IN Brief:
- Actemium UK has delivered two new IONITY ultra-rapid EV charging hubs in Glasgow and Fort William.
- The sites include Alpitronic HYC 400 chargers, with the Fort William hub providing six 350 kW-plus charging bays off the A82.
- The projects extend high-power charging infrastructure in Scotland and underline the electrical delivery requirements behind rapid EV network expansion.
Actemium UK has delivered two new IONITY ultra-rapid EV charging hubs in Scotland, with sites completed in Glasgow and Fort William.
The projects include the installation of IONITY’s 700th ultra-rapid charging point in the UK and one of the few public 350 kW-plus charging hubs in the Scottish Highlands. The new hubs strengthen high-power charging coverage across both urban and long-distance routes.
The Glasgow hub, located at the DoubleTree by Hilton Hotel in Strathclyde, is Actemium UK’s first IONITY project in the city. The fully operational site includes six Alpitronic HYC 400 chargers capable of serving up to 12 vehicles simultaneously.
The Fort William hub is located just off the A82, one of the main transport and tourism routes through the Highlands. The installation includes three Alpitronic HYC 400 chargers delivering 350 kW-plus power across six charging bays, supporting simultaneous vehicle charging at a location where high-power public infrastructure has historically been limited.
Actemium UK acted as principal contractor across both sites. Its scope covered civil engineering works, low-voltage electrical installation, testing, commissioning, and final handover. The Fort William scheme also incorporated design work and included more complex ground conditions, with drilling through rock formations and the installation of 20-metre-deep earth electrodes.
The projects form part of Actemium UK’s ongoing partnership with IONITY, which has delivered more than 160 high-power charging points across the UK since 2023. IONITY now operates around one third of the UK’s public 350 kW-plus charging points.
Ultra-rapid charging deployment is becoming a more demanding electrical infrastructure discipline as networks move from early corridor coverage to higher-density, higher-availability sites. A multi-charger hub depends on grid capacity, earthing design, protection coordination, civil design, cable routing, metering, communications, commissioning, and ongoing maintenance access.
Those requirements are amplified in locations such as the Highlands, where ground conditions, travel distances, local network capacity, and weather exposure can add complexity to installation and future service. Reliable high-power charging on strategic routes depends on electrical designs that can sustain repeated high-load operation, manage simultaneous charging, and remain accessible for maintenance without undermining site availability.
The Glasgow and Fort William installations show the split emerging in the EV charging market. Urban and motorway-adjacent sites are being built around throughput, convenience, and multi-bay capacity, while regional and tourism corridors need charging infrastructure that can support long-distance travel with fewer fallback options. Both models require robust power infrastructure, but the design constraints differ significantly.

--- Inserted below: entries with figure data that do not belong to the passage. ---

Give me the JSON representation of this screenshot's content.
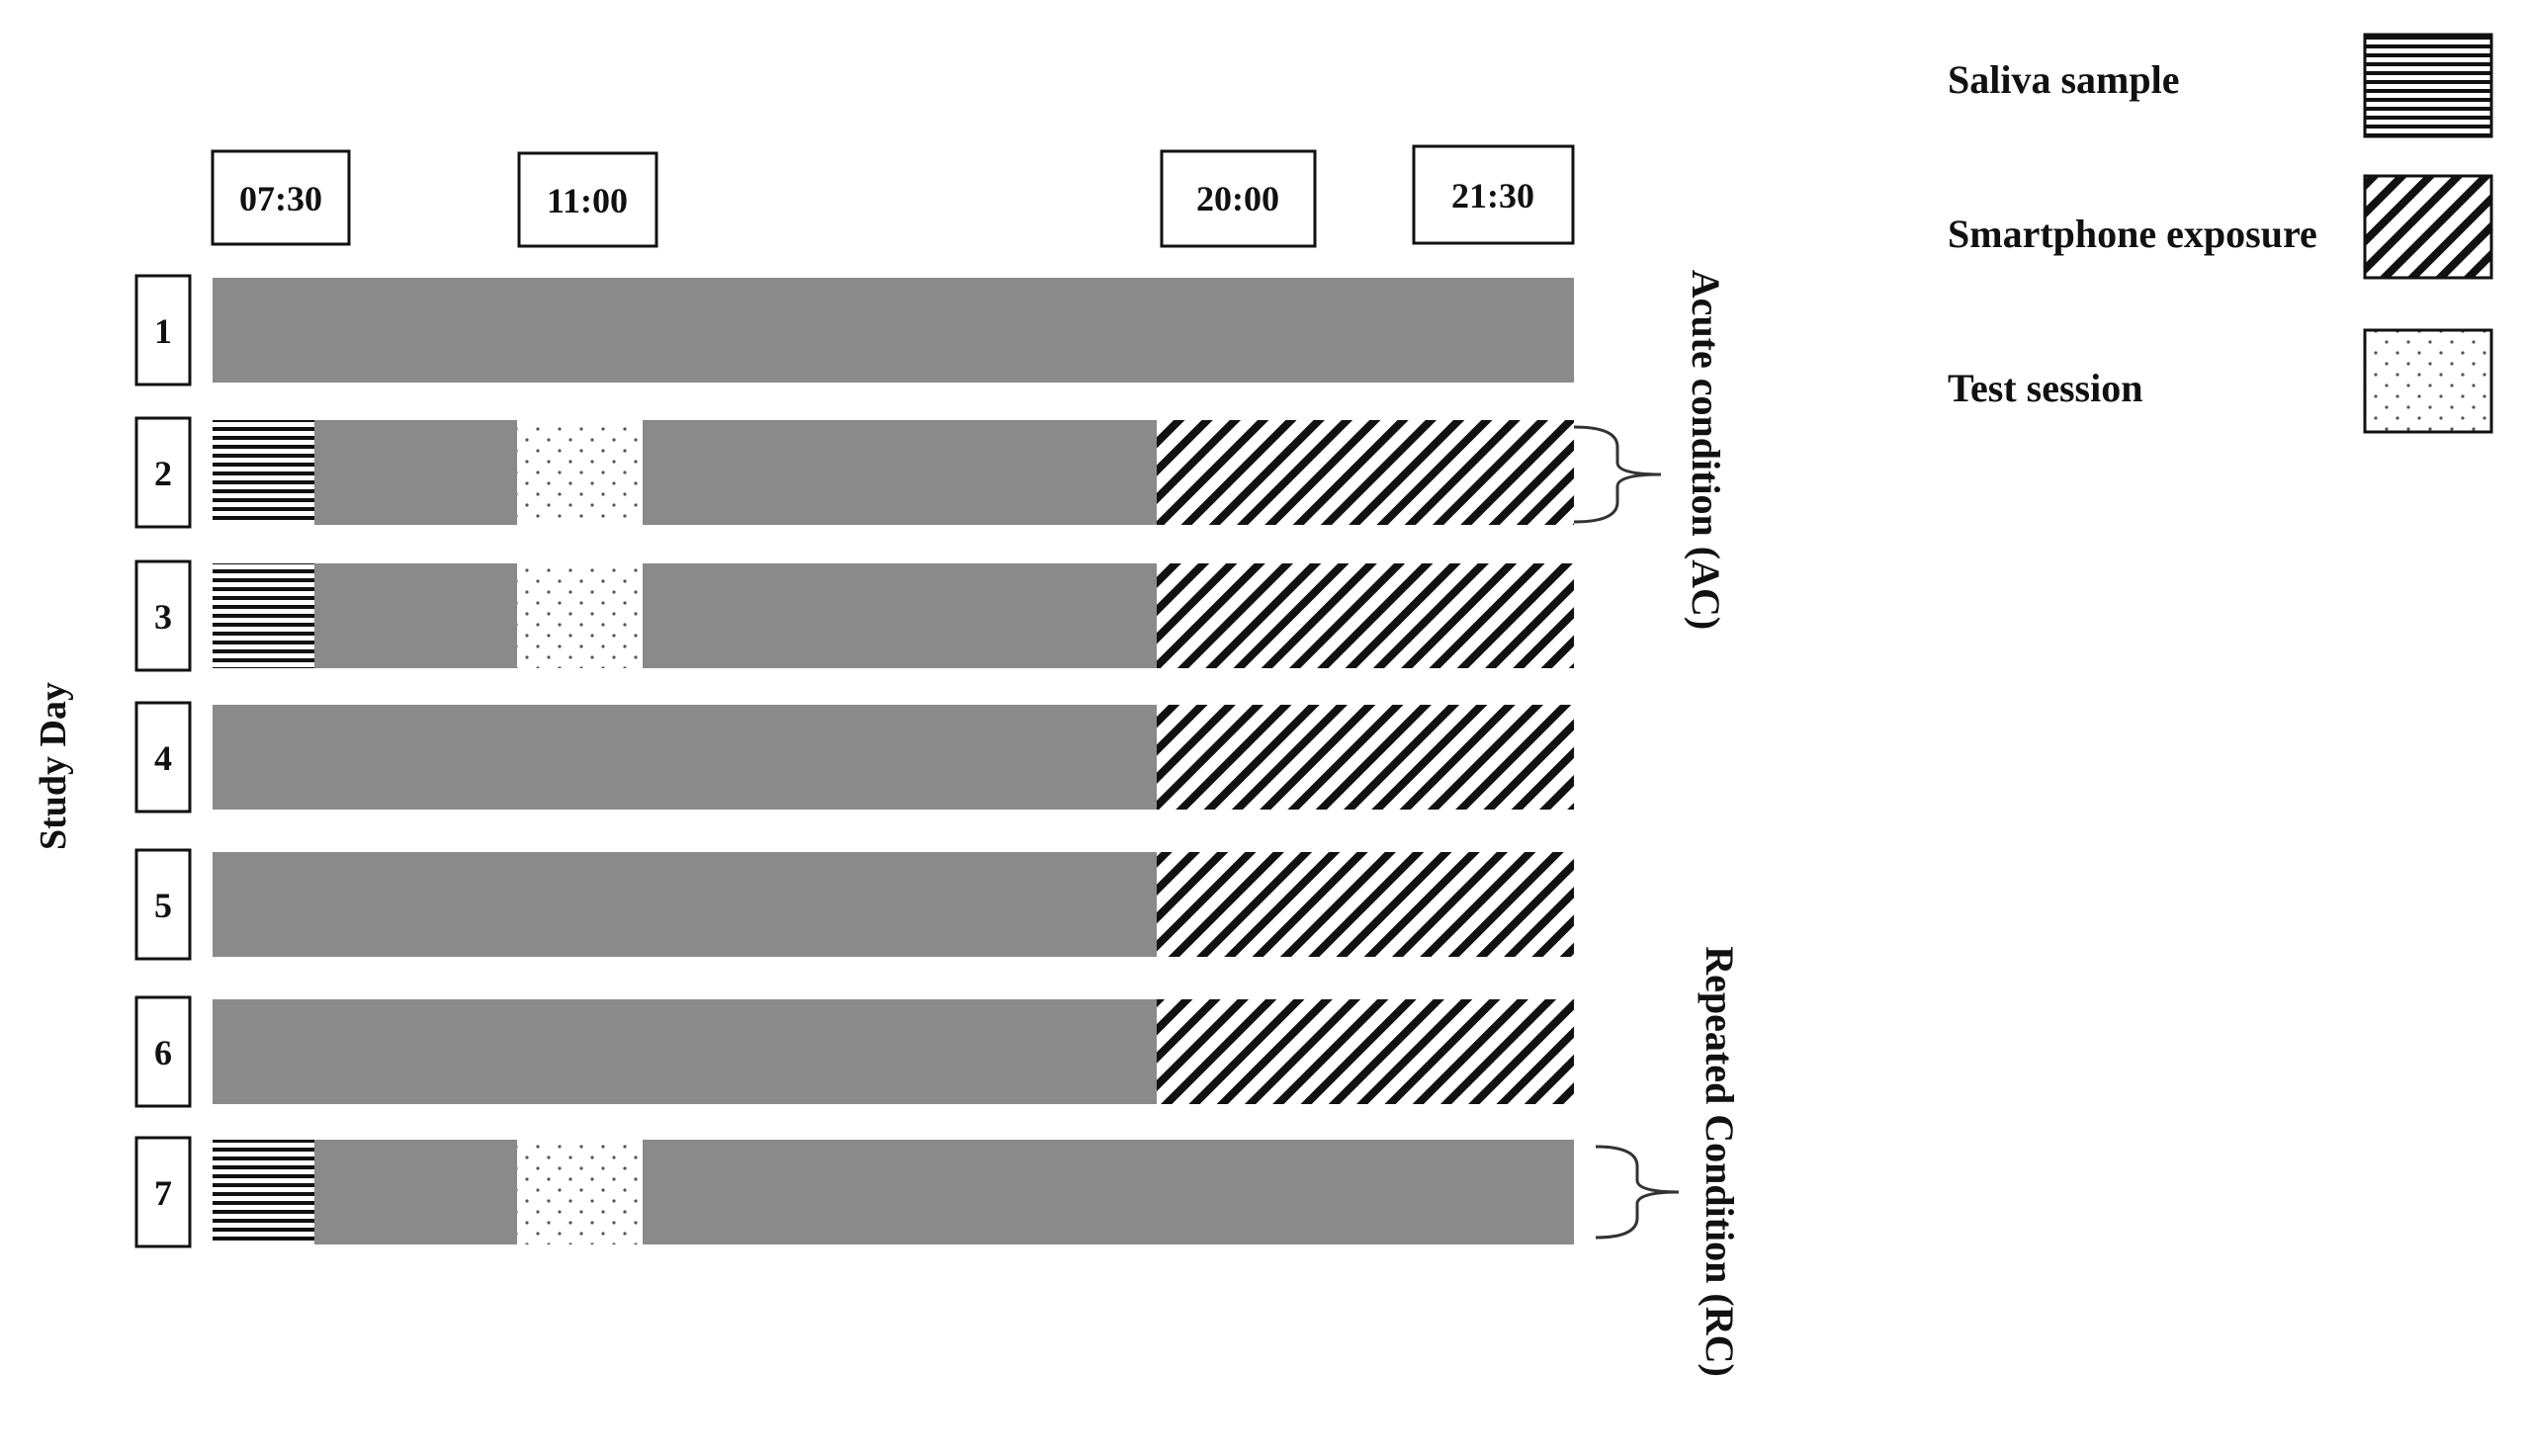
{
  "colors": {
    "bar_gray": "#8a8a8a",
    "ink": "#111111",
    "box_fill": "#ffffff"
  },
  "y_axis_label": "Study Day",
  "time_labels": [
    "07:30",
    "11:00",
    "20:00",
    "21:30"
  ],
  "conditions": {
    "acute": "Acute condition (AC)",
    "repeated": "Repeated Condition (RC)"
  },
  "legend": [
    {
      "label": "Saliva sample",
      "pattern": "horizontal-lines"
    },
    {
      "label": "Smartphone exposure",
      "pattern": "diagonal-hatch"
    },
    {
      "label": "Test session",
      "pattern": "dots"
    }
  ],
  "days": [
    {
      "label": "1",
      "saliva": false,
      "test_session": false,
      "smartphone": false
    },
    {
      "label": "2",
      "saliva": true,
      "test_session": true,
      "smartphone": true
    },
    {
      "label": "3",
      "saliva": true,
      "test_session": true,
      "smartphone": true
    },
    {
      "label": "4",
      "saliva": false,
      "test_session": false,
      "smartphone": true
    },
    {
      "label": "5",
      "saliva": false,
      "test_session": false,
      "smartphone": true
    },
    {
      "label": "6",
      "saliva": false,
      "test_session": false,
      "smartphone": true
    },
    {
      "label": "7",
      "saliva": true,
      "test_session": true,
      "smartphone": false
    }
  ]
}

As EV adoption increases, charge point operators are placing greater emphasis on turnkey delivery partners able to combine independent connection provider expertise, civil works, electrical installation, commissioning, certification, and maintenance. The bottleneck for ultra-rapid charging is increasingly the delivery of engineered sites that can be connected, energised, and kept operational at scale.
The two Scottish hubs add further high-power coverage for IONITY and demonstrate the installation work behind the expansion of public rapid charging. Charging speed is the visible metric for drivers; the electrical infrastructure behind it determines whether that power can be delivered reliably across varied sites and network conditions.